Typically male, miners use rudimentary tools to dig holes reaching up to 10 m underground. The miners then spend up to ten hours a day digging earth from tunnels. The earth is then passed to the surface in homemade containers where it is washed and sieved.

Gold extracted at Rupa is bought on-site by dealers from other regions of Uganda and neighbouring Kenya. It is then transferred to either Uganda’s capital, Kampala, or Nairobi, the Kenyan capital, for resale. In early April 2011, the local price paid for 0.1 grams of gold was around 7000 Ugandan shillings, equivalent to around 2.5 US dollars. Generally, miners say that they extract between 0.05 and 0.1 grams (known locally as a “point”) each day.

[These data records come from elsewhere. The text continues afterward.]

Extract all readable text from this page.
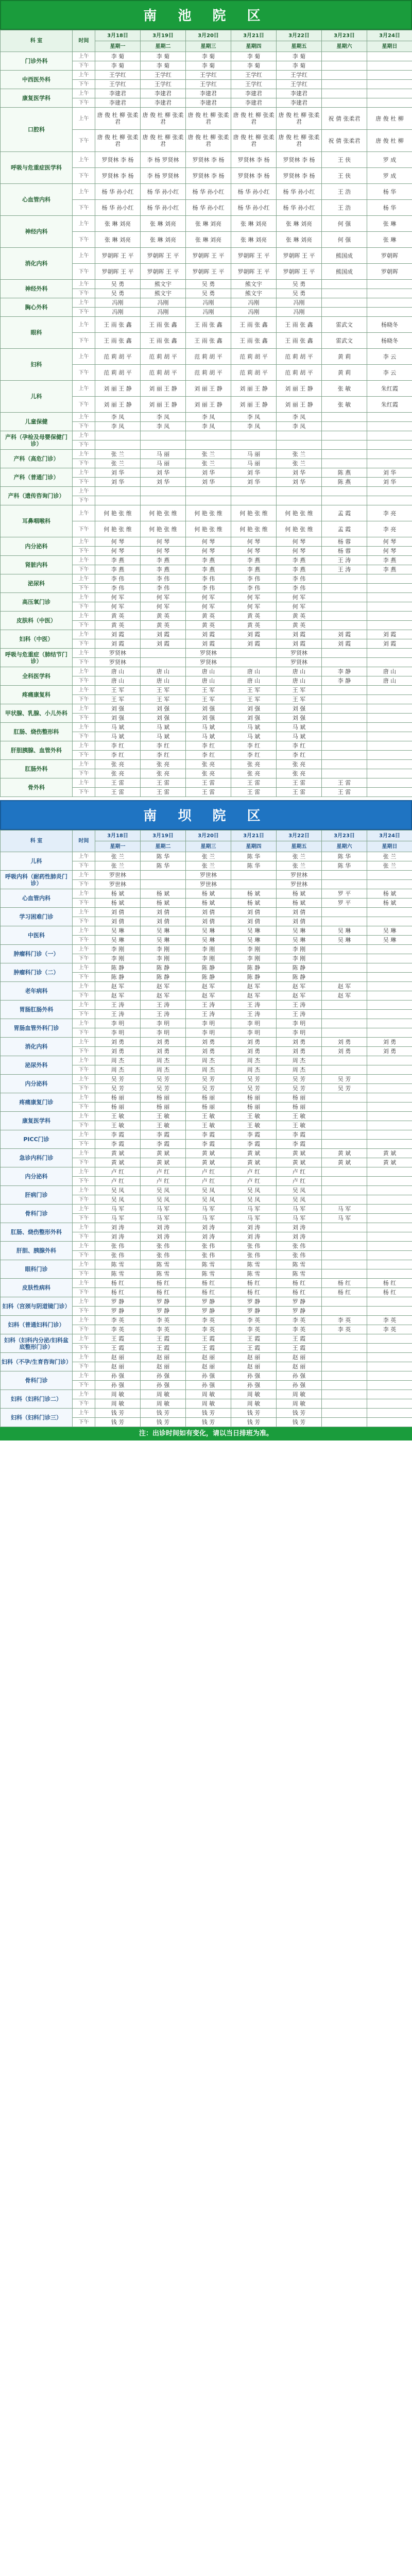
南 池 院 区
科 室	时间	3月18日	3月19日	3月20日	3月21日	3月22日	3月23日	3月24日
		星期一	星期二	星期三	星期四	星期五	星期六	星期日
门诊外科	上午	李 菊	李 菊	李 菊	李 菊	李 菊		
	下午	李 菊	李 菊	李 菊	李 菊	李 菊		
中西医外科	上午	王学红	王学红	王学红	王学红	王学红		
	下午	王学红	王学红	王学红	王学红	王学红		
康复医学科	上午	李建君	李建君	李建君	李建君	李建君		
	下午	李建君	李建君	李建君	李建君	李建君		
口腔科	上午	唐 俊 杜 柳 张柔君	唐 俊 杜 柳 张柔君	唐 俊 杜 柳 张柔君	唐 俊 杜 柳 张柔君	唐 俊 杜 柳 张柔君	祝 倩 张柔君	唐 俊 杜 柳
	下午	唐 俊 杜 柳 张柔君	唐 俊 杜 柳 张柔君	唐 俊 杜 柳 张柔君	唐 俊 杜 柳 张柔君	唐 俊 杜 柳 张柔君	祝 倩 张柔君	唐 俊 杜 柳
呼吸与危重症医学科	上午	罗贤林 李 杨	李 杨 罗贤林	罗贤林 李 杨	罗贤林 李 杨	罗贤林 李 杨	王 侠	罗 成
	下午	罗贤林 李 杨	李 杨 罗贤林	罗贤林 李 杨	罗贤林 李 杨	罗贤林 李 杨	王 侠	罗 成
心血管内科	上午	杨 华 孙小红	杨 华 孙小红	杨 华 孙小红	杨 华 孙小红	杨 华 孙小红	王 浩	杨 华
	下午	杨 华 孙小红	杨 华 孙小红	杨 华 孙小红	杨 华 孙小红	杨 华 孙小红	王 浩	杨 华
神经内科	上午	张 琳 刘亮	张 琳 刘亮	张 琳 刘亮	张 琳 刘亮	张 琳 刘亮	何 强	张 琳
	下午	张 琳 刘亮	张 琳 刘亮	张 琳 刘亮	张 琳 刘亮	张 琳 刘亮	何 强	张 琳
消化内科	上午	罗朝晖 王 平	罗朝晖 王 平	罗朝晖 王 平	罗朝晖 王 平	罗朝晖 王 平	熊国成	罗朝晖
	下午	罗朝晖 王 平	罗朝晖 王 平	罗朝晖 王 平	罗朝晖 王 平	罗朝晖 王 平	熊国成	罗朝晖
神经外科	上午	吴 勇	熊文宇	吴 勇	熊文宇	吴 勇		
	下午	吴 勇	熊文宇	吴 勇	熊文宇	吴 勇		
胸心外科	上午	冯刚	冯刚	冯刚	冯刚	冯刚		
	下午	冯刚	冯刚	冯刚	冯刚	冯刚		
眼科	上午	王 雨 张 鑫	王 雨 张 鑫	王 雨 张 鑫	王 雨 张 鑫	王 雨 张 鑫	雷武文	杨晓冬
	下午	王 雨 张 鑫	王 雨 张 鑫	王 雨 张 鑫	王 雨 张 鑫	王 雨 张 鑫	雷武文	杨晓冬
妇科	上午	范 莉 胡 平	范 莉 胡 平	范 莉 胡 平	范 莉 胡 平	范 莉 胡 平	黄 莉	李 云
	下午	范 莉 胡 平	范 莉 胡 平	范 莉 胡 平	范 莉 胡 平	范 莉 胡 平	黄 莉	李 云
儿科	上午	刘 丽 王 静	刘 丽 王 静	刘 丽 王 静	刘 丽 王 静	刘 丽 王 静	张 敏	朱红霞
	下午	刘 丽 王 静	刘 丽 王 静	刘 丽 王 静	刘 丽 王 静	刘 丽 王 静	张 敏	朱红霞
儿童保健	上午	李 凤	李 凤	李 凤	李 凤	李 凤		
	下午	李 凤	李 凤	李 凤	李 凤	李 凤		
产科（孕检及母婴保健门诊）	上午							
	下午							
产科（高危门诊）	上午	张 兰	马 丽	张 兰	马 丽	张 兰		
	下午	张 兰	马 丽	张 兰	马 丽	张 兰		
产科（普通门诊）	上午	刘 华	刘 华	刘 华	刘 华	刘 华	陈 燕	刘 华
	下午	刘 华	刘 华	刘 华	刘 华	刘 华	陈 燕	刘 华
产科（遗传咨询门诊）	上午							
	下午							
耳鼻咽喉科	上午	何 艳 张 维	何 艳 张 维	何 艳 张 维	何 艳 张 维	何 艳 张 维	孟 霞	李 亮
	下午	何 艳 张 维	何 艳 张 维	何 艳 张 维	何 艳 张 维	何 艳 张 维	孟 霞	李 亮
内分泌科	上午	何 琴	何 琴	何 琴	何 琴	何 琴	杨 蓉	何 琴
	下午	何 琴	何 琴	何 琴	何 琴	何 琴	杨 蓉	何 琴
肾脏内科	上午	李 燕	李 燕	李 燕	李 燕	李 燕	王 涛	李 燕
	下午	李 燕	李 燕	李 燕	李 燕	李 燕	王 涛	李 燕
泌尿科	上午	李 伟	李 伟	李 伟	李 伟	李 伟		
	下午	李 伟	李 伟	李 伟	李 伟	李 伟		
高压氧门诊	上午	何 军	何 军	何 军	何 军	何 军		
	下午	何 军	何 军	何 军	何 军	何 军		
皮肤科（中医）	上午	黄 英	黄 英	黄 英	黄 英	黄 英		
	下午	黄 英	黄 英	黄 英	黄 英	黄 英		
妇科（中医）	上午	刘 霞	刘 霞	刘 霞	刘 霞	刘 霞	刘 霞	刘 霞
	下午	刘 霞	刘 霞	刘 霞	刘 霞	刘 霞	刘 霞	刘 霞
呼吸与危重症（肺结节门诊）	上午	罗贤林		罗贤林		罗贤林		
	下午	罗贤林		罗贤林		罗贤林		
全科医学科	上午	唐 山	唐 山	唐 山	唐 山	唐 山	李 静	唐 山
	下午	唐 山	唐 山	唐 山	唐 山	唐 山	李 静	唐 山
疼痛康复科	上午	王 军	王 军	王 军	王 军	王 军		
	下午	王 军	王 军	王 军	王 军	王 军		
甲状腺、乳腺、小儿外科	上午	刘 强	刘 强	刘 强	刘 强	刘 强		
	下午	刘 强	刘 强	刘 强	刘 强	刘 强		
肛肠、烧伤整形科	上午	马 斌	马 斌	马 斌	马 斌	马 斌		
	下午	马 斌	马 斌	马 斌	马 斌	马 斌		
肝胆胰腺、血管外科	上午	李 红	李 红	李 红	李 红	李 红		
	下午	李 红	李 红	李 红	李 红	李 红		
肛肠外科	上午	张 亮	张 亮	张 亮	张 亮	张 亮		
	下午	张 亮	张 亮	张 亮	张 亮	张 亮		
骨外科	上午	王 雷	王 雷	王 雷	王 雷	王 雷	王 雷	
	下午	王 雷	王 雷	王 雷	王 雷	王 雷	王 雷	
南 坝 院 区
科 室	时间	3月18日	3月19日	3月20日	3月21日	3月22日	3月23日	3月24日
		星期一	星期二	星期三	星期四	星期五	星期六	星期日
儿科	上午	张 兰	陈 华	张 兰	陈 华	张 兰	陈 华	张 兰
	下午	张 兰	陈 华	张 兰	陈 华	张 兰	陈 华	张 兰
呼吸内科（耐药性肺炎门诊）	上午	罗世林		罗世林		罗世林		
	下午	罗世林		罗世林		罗世林		
心血管内科	上午	杨 斌	杨 斌	杨 斌	杨 斌	杨 斌	罗 平	杨 斌
	下午	杨 斌	杨 斌	杨 斌	杨 斌	杨 斌	罗 平	杨 斌
学习困难门诊	上午	刘 倩	刘 倩	刘 倩	刘 倩	刘 倩		
	下午	刘 倩	刘 倩	刘 倩	刘 倩	刘 倩		
中医科	上午	吴 琳	吴 琳	吴 琳	吴 琳	吴 琳	吴 琳	吴 琳
	下午	吴 琳	吴 琳	吴 琳	吴 琳	吴 琳	吴 琳	吴 琳
肿瘤科门诊（一）	上午	李 刚	李 刚	李 刚	李 刚	李 刚		
	下午	李 刚	李 刚	李 刚	李 刚	李 刚		
肿瘤科门诊（二）	上午	陈 静	陈 静	陈 静	陈 静	陈 静		
	下午	陈 静	陈 静	陈 静	陈 静	陈 静		
老年病科	上午	赵 军	赵 军	赵 军	赵 军	赵 军	赵 军	
	下午	赵 军	赵 军	赵 军	赵 军	赵 军	赵 军	
胃肠肛肠外科	上午	王 涛	王 涛	王 涛	王 涛	王 涛		
	下午	王 涛	王 涛	王 涛	王 涛	王 涛		
胃肠血管外科门诊	上午	李 明	李 明	李 明	李 明	李 明		
	下午	李 明	李 明	李 明	李 明	李 明		
消化内科	上午	刘 勇	刘 勇	刘 勇	刘 勇	刘 勇	刘 勇	刘 勇
	下午	刘 勇	刘 勇	刘 勇	刘 勇	刘 勇	刘 勇	刘 勇
泌尿外科	上午	周 杰	周 杰	周 杰	周 杰	周 杰		
	下午	周 杰	周 杰	周 杰	周 杰	周 杰		
内分泌科	上午	吴 芳	吴 芳	吴 芳	吴 芳	吴 芳	吴 芳	
	下午	吴 芳	吴 芳	吴 芳	吴 芳	吴 芳	吴 芳	
疼痛康复门诊	上午	杨 丽	杨 丽	杨 丽	杨 丽	杨 丽		
	下午	杨 丽	杨 丽	杨 丽	杨 丽	杨 丽		
康复医学科	上午	王 敏	王 敏	王 敏	王 敏	王 敏		
	下午	王 敏	王 敏	王 敏	王 敏	王 敏		
PICC门诊	上午	李 霞	李 霞	李 霞	李 霞	李 霞		
	下午	李 霞	李 霞	李 霞	李 霞	李 霞		
急诊内科门诊	上午	黄 斌	黄 斌	黄 斌	黄 斌	黄 斌	黄 斌	黄 斌
	下午	黄 斌	黄 斌	黄 斌	黄 斌	黄 斌	黄 斌	黄 斌
内分泌科	上午	卢 红	卢 红	卢 红	卢 红	卢 红		
	下午	卢 红	卢 红	卢 红	卢 红	卢 红		
肝病门诊	上午	吴 凤	吴 凤	吴 凤	吴 凤	吴 凤		
	下午	吴 凤	吴 凤	吴 凤	吴 凤	吴 凤		
骨科门诊	上午	马 军	马 军	马 军	马 军	马 军	马 军	
	下午	马 军	马 军	马 军	马 军	马 军	马 军	
肛肠、烧伤整形外科	上午	刘 涛	刘 涛	刘 涛	刘 涛	刘 涛		
	下午	刘 涛	刘 涛	刘 涛	刘 涛	刘 涛		
肝胆、胰腺外科	上午	张 伟	张 伟	张 伟	张 伟	张 伟		
	下午	张 伟	张 伟	张 伟	张 伟	张 伟		
眼科门诊	上午	陈 雪	陈 雪	陈 雪	陈 雪	陈 雪		
	下午	陈 雪	陈 雪	陈 雪	陈 雪	陈 雪		
皮肤性病科	上午	杨 红	杨 红	杨 红	杨 红	杨 红	杨 红	杨 红
	下午	杨 红	杨 红	杨 红	杨 红	杨 红	杨 红	杨 红
妇科（宫颈与阴道镜门诊）	上午	罗 静	罗 静	罗 静	罗 静	罗 静		
	下午	罗 静	罗 静	罗 静	罗 静	罗 静		
妇科（普通妇科门诊）	上午	李 英	李 英	李 英	李 英	李 英	李 英	李 英
	下午	李 英	李 英	李 英	李 英	李 英	李 英	李 英
妇科（妇科内分泌/妇科盆底整形门诊）	上午	王 霞	王 霞	王 霞	王 霞	王 霞		
	下午	王 霞	王 霞	王 霞	王 霞	王 霞		
妇科（不孕/生育咨询门诊）	上午	赵 丽	赵 丽	赵 丽	赵 丽	赵 丽		
	下午	赵 丽	赵 丽	赵 丽	赵 丽	赵 丽		
骨科门诊	上午	孙 强	孙 强	孙 强	孙 强	孙 强		
	下午	孙 强	孙 强	孙 强	孙 强	孙 强		
妇科（妇科门诊二）	上午	周 敏	周 敏	周 敏	周 敏	周 敏		
	下午	周 敏	周 敏	周 敏	周 敏	周 敏		
妇科（妇科门诊三）	上午	钱 芳	钱 芳	钱 芳	钱 芳	钱 芳		
	下午	钱 芳	钱 芳	钱 芳	钱 芳	钱 芳		
注：出诊时间如有变化，请以当日排班为准。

This local price level was barely half the price level on international commodity markets. In early April 2011, gold was trading at $1,476 per troy ounce, equivalent to $47.45 per gram, or $4.75 per point. The differential between the local and international price reflects the costs involved in transporting output from mines and the profit margins taken by local, regional and global intermediaries. In the absence of official data, estimating the size of the gold deposits at Rupa remains difficult, but local mining officials have said that as many as 10,000 people now depend on the mine for their incomes.

==Safety and Child Labour==
Anecdotal evidence collected from miners at the Rupa site suggests that injuries and deaths are common. Accidents often occur when unsupported tunnels dug by inexperienced miners collapse, trapping people inside.

Child labour is common, with minors under the age of ten often used to collect water for washing the gold. Whole families sometimes work at the mine, with children absent from school.

==Aerial survey and potential industrial extraction==
In 2009 Uganda’s government concluded an airborne geophysical study of over 80 percent of the country’s landmass to map mineral deposits. Funded by the World Bank, the project was seen as an important step in developing the country’s extractive sector.

However, due to ongoing security concerns, the survey did not include the Karamoja region. As of mid-2011, according to officials at the Department for Geological Survey and Mines, plans had been drawn up to extend the survey to Karamoja, but funding for this extension remained absent.

Although Ugandan officials have expressed hopes that mining in Karamoja will help develop this severely deprived region local activists and inhabitants have expressed fears that the arrival of industrial extraction could destroy the precarious livelihoods of artisanal miners working at the Rupa site.